Recipe from “ September 2012 Issue”


  • 2 tbsp olive oil
  • 2 onions, finely sliced
  • 2 garlic cloves, crushed (I used 3 cloves)
  • 500g beef mince
  • 300g pork mince
  • 3 tbsp tomato purée
  • 2 x 400g tins chopped tomatoes
  • 1 glass red wine (abt 175ml)
  • 150ml whole milk
  • a pinch of paprika – optional  (great for that little hint of spiciness)
  • some stock or water, if necessary – optional
  • A few fresh oregano sprigs, leaves stripped (I used 1tsp dried oregano)



    Serves 4-6
    Prep time 20 mins
    Cook time 1-2 hrs
    Total time 1.5-2.5 hrs
total time


  1. Heat oil in a large pan and gently fry onions for 10 mins till soft.
  2. Add garlic and cook for 2 mins more.
  3. Add minced beef and pork, increase heat and brown all over.
  4. Then add remaining ingredients.
  5. Season well, then simmer for 1-2 hrs, adding a splash of water (or stock of which I added abt 200ml) if Ragù starts to get too dry.
  6. (I added some spinach stalks towards the last 5 mins of cooking. This isn’t necessary but I had some leftover and I wanted more veggies in my Ragù.)
  7. Serve with spaghetti and grated parmesan.

Ultimate Ragù‘s made with homegrown tomatoes (±850g roughly blended fresh) instead of tinned tomatoes. It’s a little wetter/liquidy than it should be coz we like to have a little more sauce with our spaghetti. 🙂

The recipe’s by Lizzie Kamenetzky who’s the Food Editor of I can say that it’s very easy to make and absolutely delish..

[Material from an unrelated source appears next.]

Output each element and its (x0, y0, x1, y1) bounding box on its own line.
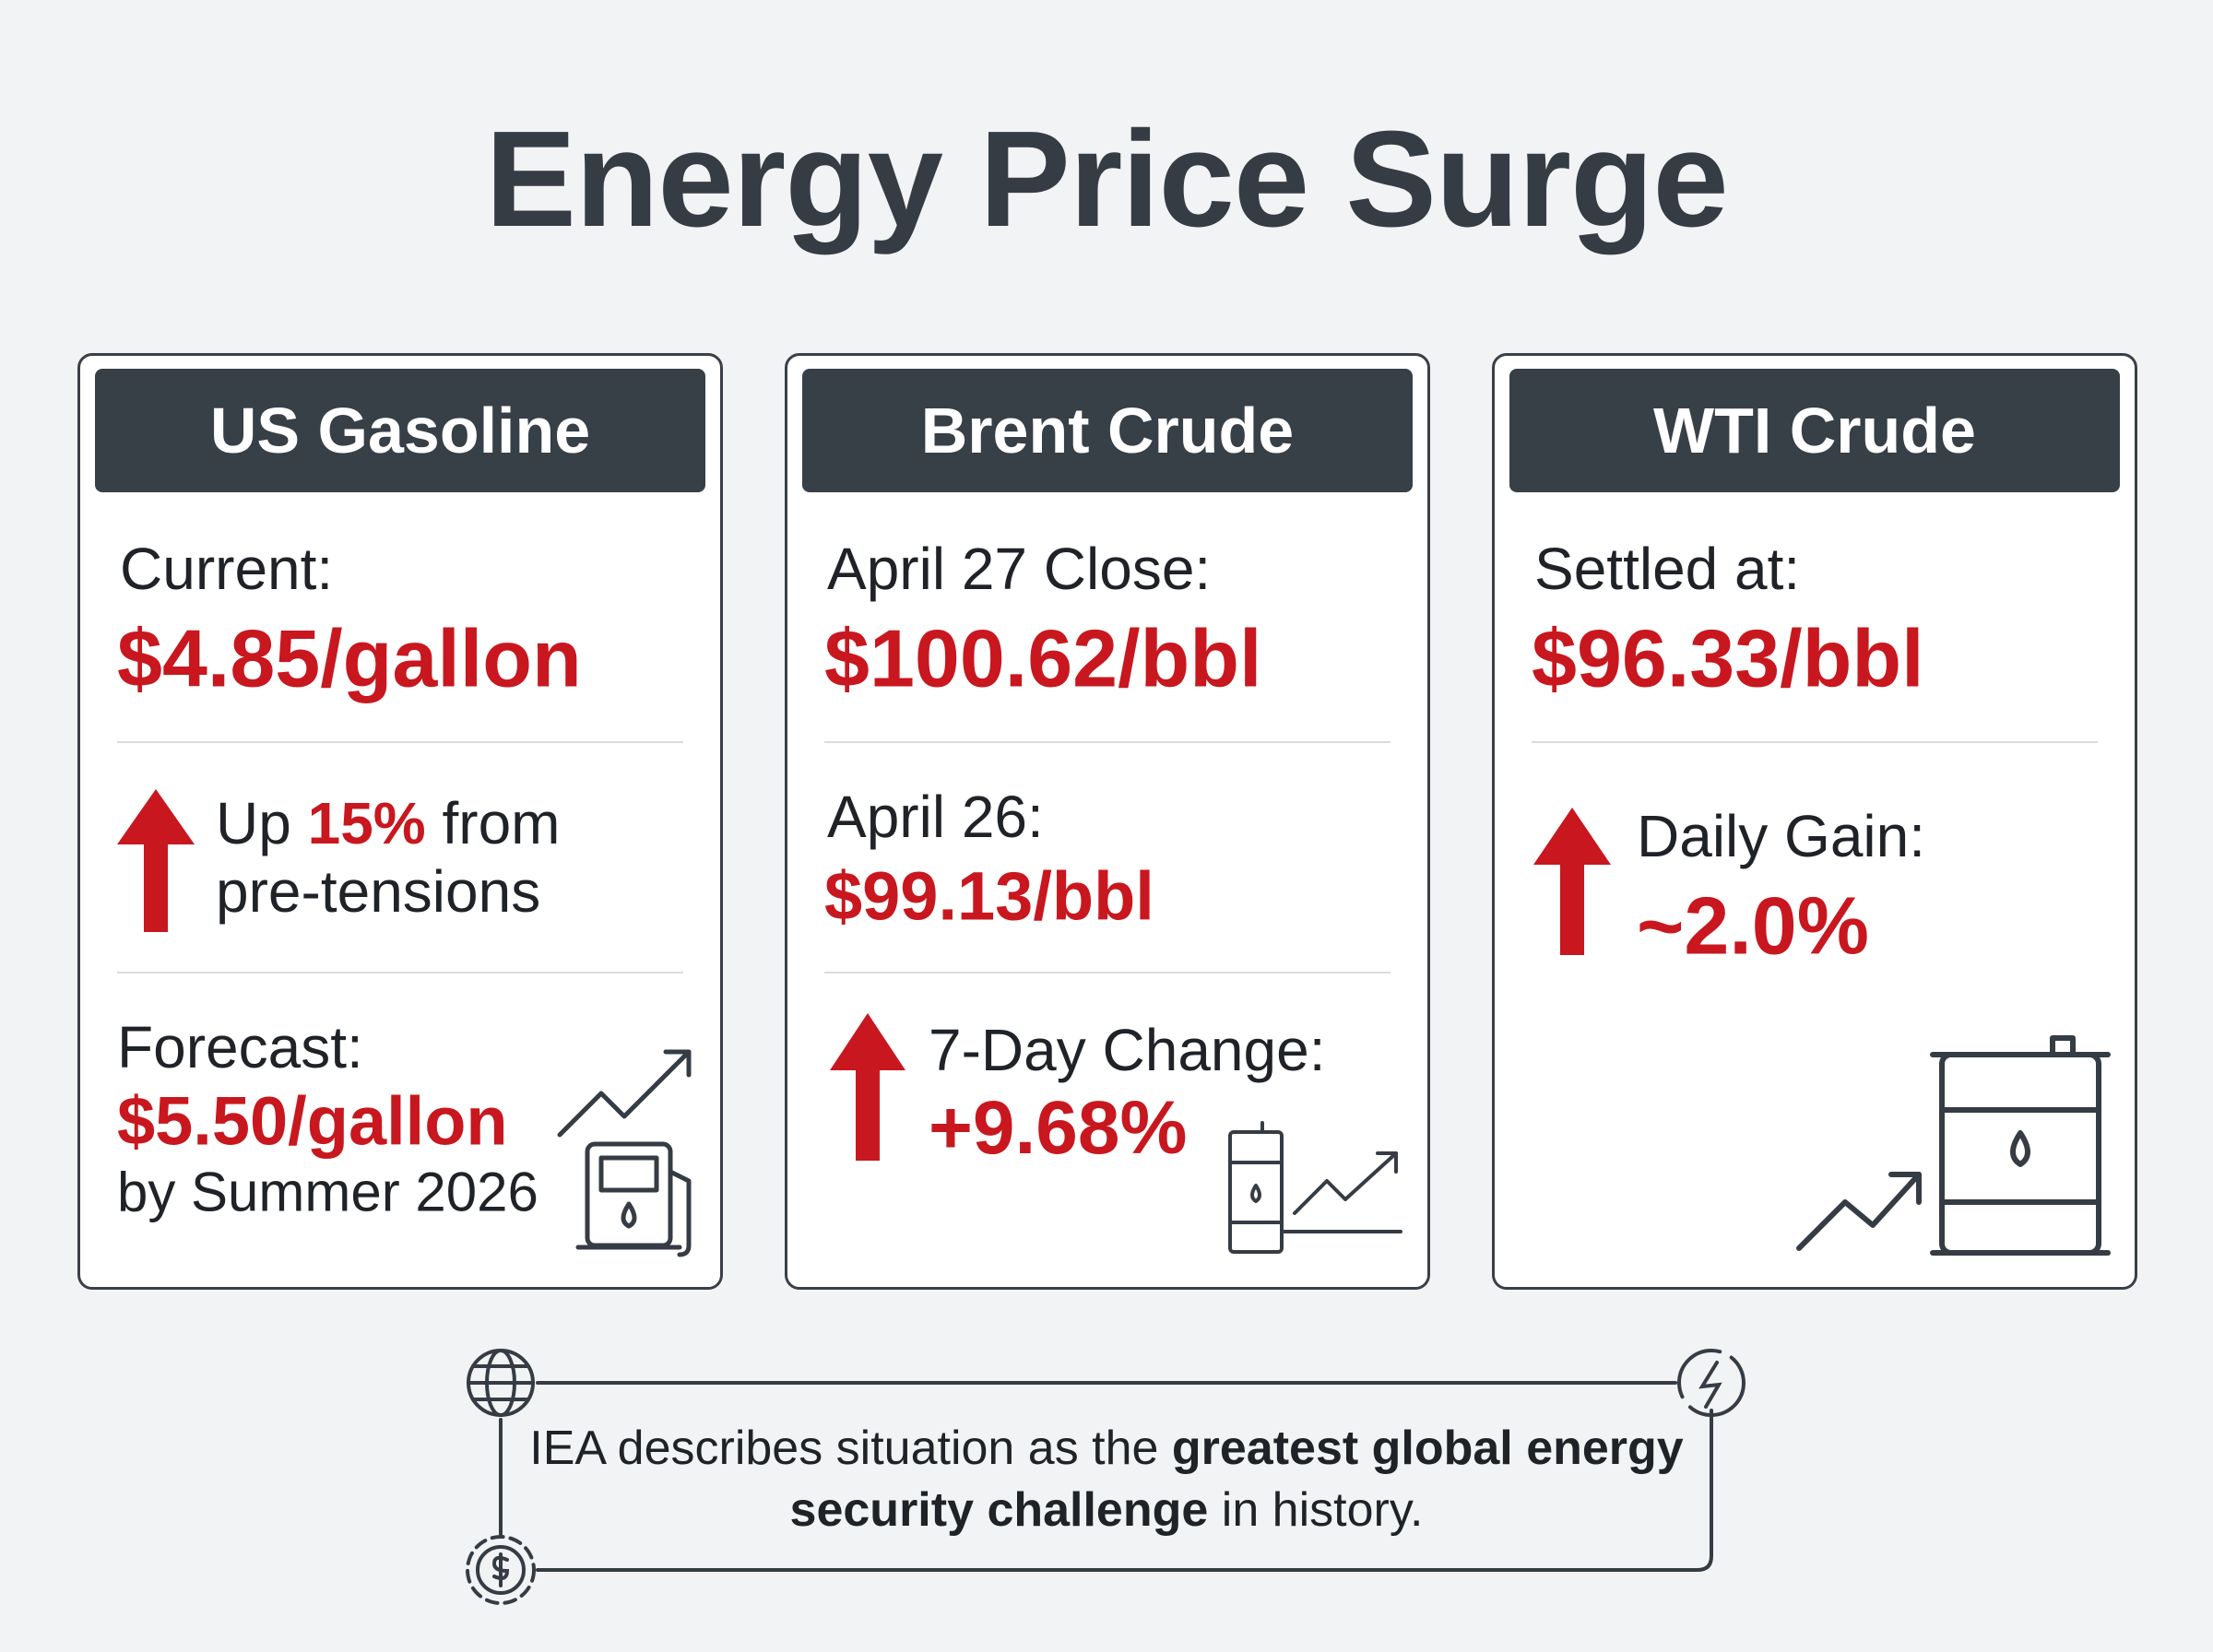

Ragù is great with pasta, but you can use it as a base for chilli con carne or spoon it into a pie dish and cover with smooth mash for an indulgent cottage pie. And it’s a cinch to transform it into lasagne or moussaka with the addition of creamy béchamel sauce.

Leftovers can be frozen and taken out when a quick meal’s required. Just make sure that it’s defrosted and reheated well before serving.